W niedzielę po południu udało się zatrzymać kobietę, która w centrum Warszawy zaatakowała ostrym narzędziem grupę przechodniów. Rannym udzielono niezbędnej pomocy i zabrano ich do szpitala. Jaki był powód ataku? Jak można się bronić w takich sytuacjach?

W centrum Warszawy doszło do dramatycznych scen. Portal RMF FM poinformował, że w niedzielę 7 sierpnia ok. godziny 12 młoda kobieta, która szła ulicą Nowy Świat, zaatakowała ostrym narzędziem (prawdopodobnie nożem) przypadkowych przechodniów.

Atak nożowniczki w centrum Warszawy. Są ranni

Patrol policji, który znajdował się w pobliżu, natychmiast podjął interwencję. Uzbrojoną kobietę obezwładniono i wezwano pomoc medyczną. Na miejscu opatrzono rannych, a następnie dwie osoby przewieziono do szpitala. Jak poinformowała PAP sierż. sztab Gabriela Putyra z Komendy Stołecznej Policji, życiu i zdrowiu przechodniów nie zagraża niebezpieczeństwo.

Dlaczego kobieta dokonała ataku? 

Funkcjonariusze usiłują ustalić, jaki był powód ataku. Kobieta prawdopodobnie zostanie skierowana na odpowiednie badania psychiatryczne celem wyjaśnienia okoliczności zdarzenia.

Zobacz wideo Ile jeszcze mogą wytrzymać Ukraińcy?

Jak zabezpieczyć się przed niechcianym atakiem? Warto wyposażyć się w gaz pieprzowy

Gaz pieprzowy jest najłatwiejszy w użyciu i przynosi dobry skutek. Psiknięcie nim w stronę twarzy napastnika może obezwładnić go nawet na kilkadziesiąt minut, co daje czas na ucieczkę i przywołanie pomocy. Ta metoda nie wymaga zastosowania siły fizycznej. 

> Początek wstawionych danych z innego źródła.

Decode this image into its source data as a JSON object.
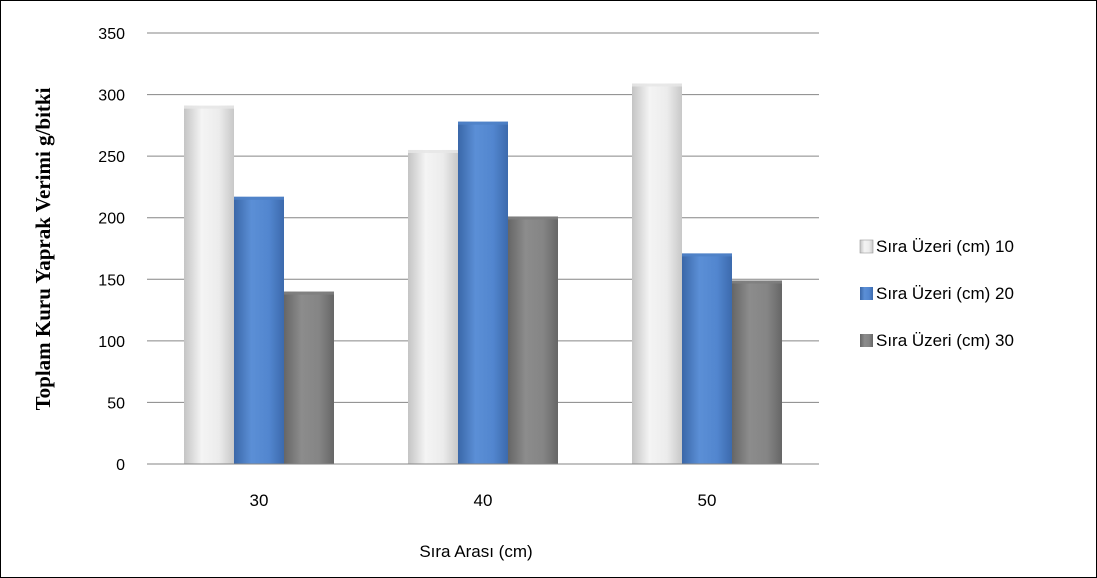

Ważne, by zdecydować się na taki rodzaj obrony tylko w przypadku bezpośredniego ataku i braku możliwości ucieczki.

Użycie gazu w celu obrony koniecznej jest całkowicie legalne. Informacje o tym można znaleźć w art. 11 ustawy o broni i amunicji, w którym to artykule dokładnie opisano odstępstwa od obowiązku posiadania pozwolenia na broń.